Reflecting in the swampy lowlands

BMJ 2004; 329 doi: https://doi.org/10.1136/bmj.329.7464.0-f (Published 26 August 2004) Cite this as: BMJ 2004;329:0-f

This article has a correction. Please see:

  1. Jane Smith, deputy editor (jsmith{at}bmj.com)

    Holidays are a good time for reflection, and it feels like holiday time in the BMJ office: the air is hot and the office quiet and half empty. So it is fitting that this week's BMJ offers a fair amount of quiet reflection.

    Some of this reflection is internal. Almost four years ago the BMJ set up its own ethics committee, and on page 510 Elizabeth Wager tells its story. We set up the committee, among other things, to help us with difficult cases. Readers might think that much of what editors do—sit and read papers—is a gentle activity, with few risks other than boredom and a sedentary lifestyle. But papers, and their authors, bring with them a whole host of issues. Should authors have to get the consent of the patients they describe or photograph? (Our answer is yes, though several authors accuse us of pedantry and political correctness.) What should we do about a paper describing a scientifically meaningless but potentially harmful intervention where it is not clear whether there was any meaningful informed consent? How do we handle a powerfully written article that describes poor care and worse behaviour by potentially identifiable health professionals? Who should we tell when we discover that a student has plagiarised an article from the studentBMJ? (This week's Career Focus has some good advice on plagiarism (p 86): don't). What do we do when a reviewer raises the possibility that research data might have been made up?

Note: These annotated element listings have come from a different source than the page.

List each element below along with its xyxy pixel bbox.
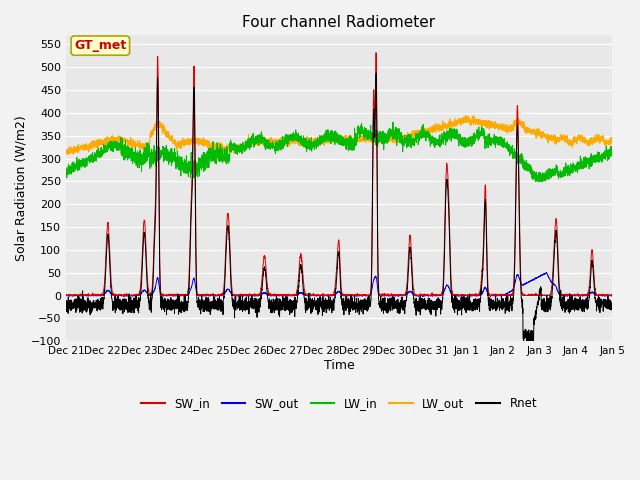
Text: GT_met: GT_met bbox=[74, 39, 127, 52]
Legend: SW_in, SW_out, LW_in, LW_out, Rnet: SW_in, SW_out, LW_in, LW_out, Rnet bbox=[136, 392, 542, 415]
X-axis label: Time: Time bbox=[324, 359, 355, 372]
Y-axis label: Solar Radiation (W/m2): Solar Radiation (W/m2) bbox=[15, 115, 28, 261]
Title: Four channel Radiometer: Four channel Radiometer bbox=[243, 15, 436, 30]
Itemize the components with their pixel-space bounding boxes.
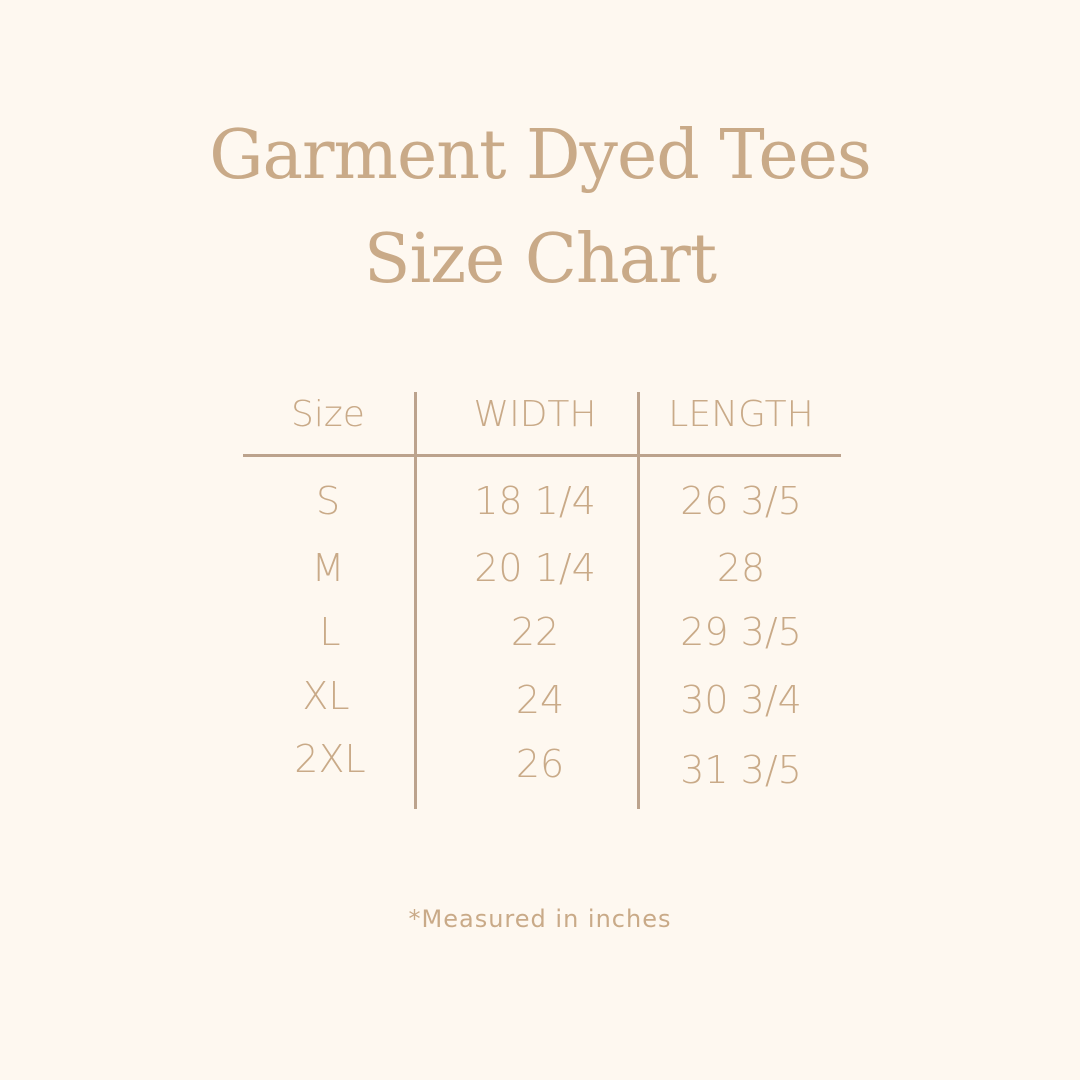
table-cell-size: 2XL xyxy=(294,737,366,781)
table-cell-width: 24 xyxy=(515,678,565,722)
table-cell-length: 26 3/5 xyxy=(680,479,802,523)
header-size: Size xyxy=(291,394,365,435)
table-cell-length: 30 3/4 xyxy=(680,678,802,722)
table-cell-length: 29 3/5 xyxy=(680,610,802,654)
title-line-2: Size Chart xyxy=(363,220,717,299)
header-divider xyxy=(243,454,841,457)
table-cell-size: L xyxy=(319,610,341,654)
title-line-1: Garment Dyed Tees xyxy=(209,116,872,195)
table-cell-size: M xyxy=(311,546,345,590)
column-divider-2 xyxy=(637,392,640,809)
table-cell-width: 26 xyxy=(515,742,565,786)
measurement-note: *Measured in inches xyxy=(408,905,672,933)
table-cell-size: S xyxy=(315,479,341,523)
table-cell-width: 18 1/4 xyxy=(474,479,596,523)
table-cell-length: 28 xyxy=(716,546,766,590)
header-length: LENGTH xyxy=(668,394,814,435)
table-cell-width: 20 1/4 xyxy=(474,546,596,590)
table-cell-length: 31 3/5 xyxy=(680,748,802,792)
column-divider-1 xyxy=(414,392,417,809)
table-cell-width: 22 xyxy=(510,610,560,654)
table-cell-size: XL xyxy=(302,674,350,718)
header-width: WIDTH xyxy=(473,394,597,435)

    These events are surprisingly common—which is why we decided that an ethics committee could help us with our thinking and help make our actions and policies more consistent. So, as Wager explains, a large part of the committee's time has been taken up with considering the individual cases referred to it. Cases of research misconduct have proved the most intractable. In several other types of cases, putting our concerns to authors often results in clarification and resolution; in many cases of potential research misconduct it as often produces stonewalling and legal threats.

    With many of these ethical problems we are operating in what Donald Schon, author of Educating the Reflective Practitioner, called the “swampy lowland where situations are confusing ‘messes’ incapable of technical solution.” Ed Peile invokes Schon in his commentary on the outcome of the current interactive case report (p 500). This case (of abnormal liver function) was unusual in many ways—in its presentation, in the way doctors responded, in its shocking effects on the patient and her family. And Peile's conclusion is that “if we reflect honestly on what we do, and why we do it, we may begin to become more coherent and effective in our clinical practice.” He also highlights the fact that many of the rapid responses showed that there was as much to learn from this case about obstructions in the healthcare system as there was about obstructions in the bile duct.